MOSCOW — Russia's currency dropped to an all-time low against the dollar on Tuesday as investors fret about long-term economic damage from Western sanctions.

The United States and the European Union last week imposed a new round of sanctions against Russia for its actions in Ukraine that consisted in, among other things, blocking off Western financial markets to key Russian companies.

The Russian currency fell more than 1 percent to 38.80 rubles against the U.S. dollar by noon Moscow time Tuesday. The ruble has lost over 2.7 percent in just two days.

The Russian Central Bank allows the ruble to trade in a range against the dollar and sometimes intervenes in markets to prop it up. It has not been doing so in the past months, however, leaving the ruble to trade only 0.40 rubles away from the minimum level.

Economist Alexei Kudrin, who served as finance minister under President Vladimir Putin for 11 years until 2011, said Tuesday that the sanctions could send Russia into a long recession.

"The sanctions that have been imposed are going to have an effect (on the economy) for the next one or two years because they have limited opportunities for investment in this uncertain environment," Russian news agency Interfax quoted him as saying.

Most recently, the U.S. on Friday tightened the maximum credit duration for several state-owned Russian companies and banks to 30 days, effectively shutting them off from long-term loans.

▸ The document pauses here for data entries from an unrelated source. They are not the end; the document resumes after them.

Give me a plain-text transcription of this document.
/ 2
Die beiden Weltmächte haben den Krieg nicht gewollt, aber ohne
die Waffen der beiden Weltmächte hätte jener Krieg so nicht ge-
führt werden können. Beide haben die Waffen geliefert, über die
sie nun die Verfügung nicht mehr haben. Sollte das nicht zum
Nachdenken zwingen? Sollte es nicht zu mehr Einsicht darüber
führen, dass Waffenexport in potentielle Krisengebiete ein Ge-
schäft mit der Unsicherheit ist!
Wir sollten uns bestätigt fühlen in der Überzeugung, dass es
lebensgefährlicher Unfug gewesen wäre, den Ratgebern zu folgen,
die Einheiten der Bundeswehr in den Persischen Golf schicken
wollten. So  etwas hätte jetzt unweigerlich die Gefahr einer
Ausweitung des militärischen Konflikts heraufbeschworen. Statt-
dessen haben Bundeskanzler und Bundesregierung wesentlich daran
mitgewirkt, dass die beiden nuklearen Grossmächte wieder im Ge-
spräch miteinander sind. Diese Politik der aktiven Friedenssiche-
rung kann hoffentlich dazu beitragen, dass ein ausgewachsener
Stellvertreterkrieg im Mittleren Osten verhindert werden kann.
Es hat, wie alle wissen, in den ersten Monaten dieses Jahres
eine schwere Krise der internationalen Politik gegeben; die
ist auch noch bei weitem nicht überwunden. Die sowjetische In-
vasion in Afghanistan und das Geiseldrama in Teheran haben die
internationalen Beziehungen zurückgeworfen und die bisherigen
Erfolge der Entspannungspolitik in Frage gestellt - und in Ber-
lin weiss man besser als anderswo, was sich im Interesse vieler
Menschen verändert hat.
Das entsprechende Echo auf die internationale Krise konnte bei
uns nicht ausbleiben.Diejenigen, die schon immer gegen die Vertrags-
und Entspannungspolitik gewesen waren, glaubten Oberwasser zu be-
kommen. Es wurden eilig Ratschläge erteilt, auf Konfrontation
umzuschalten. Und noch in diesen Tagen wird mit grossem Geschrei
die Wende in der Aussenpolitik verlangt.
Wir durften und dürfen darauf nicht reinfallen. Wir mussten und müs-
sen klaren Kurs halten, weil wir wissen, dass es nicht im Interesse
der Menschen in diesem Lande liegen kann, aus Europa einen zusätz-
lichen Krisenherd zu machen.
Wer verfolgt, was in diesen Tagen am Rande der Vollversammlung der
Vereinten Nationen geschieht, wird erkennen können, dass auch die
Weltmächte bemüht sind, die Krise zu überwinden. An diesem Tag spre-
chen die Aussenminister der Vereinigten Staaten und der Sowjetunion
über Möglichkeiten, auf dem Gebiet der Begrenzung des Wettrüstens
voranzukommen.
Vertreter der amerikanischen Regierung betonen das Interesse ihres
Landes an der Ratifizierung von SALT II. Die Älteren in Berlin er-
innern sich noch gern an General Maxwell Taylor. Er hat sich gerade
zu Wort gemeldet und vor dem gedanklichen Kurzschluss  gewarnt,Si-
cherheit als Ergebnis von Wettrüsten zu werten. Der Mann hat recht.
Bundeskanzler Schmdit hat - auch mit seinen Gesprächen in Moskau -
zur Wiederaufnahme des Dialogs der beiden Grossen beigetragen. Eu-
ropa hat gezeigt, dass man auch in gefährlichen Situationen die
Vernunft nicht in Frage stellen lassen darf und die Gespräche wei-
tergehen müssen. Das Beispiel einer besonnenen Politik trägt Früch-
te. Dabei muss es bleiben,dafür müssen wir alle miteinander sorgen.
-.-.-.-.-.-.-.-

The U.S. and the EU indicated they may reverse some of the sanctions if they see Moscow supporting the peace process in Ukraine, where more than 3,000 have died since mid-April.

The Kremlin has promised to support companies that were hit with sanctions. Finance Minister Anton Siluanov said Monday the government may use $8 billion from the state pension fund to help them if needed.

Market jitters were further fueled by reports that the Russian government is preparing more retaliatory import bans, which could ultimately hurt Russian consumer spending. Russia in August banned imports of dairy products, meat and vegetables from the EU and the U.S., causing price hikes for some items.

Amid the uncertainty, investors continue to pull money out of the country at an accelerating pace. Experts like Kudrin predict some $110 billion could be withdrawn this year, almost twice as much as last year's $61 billion.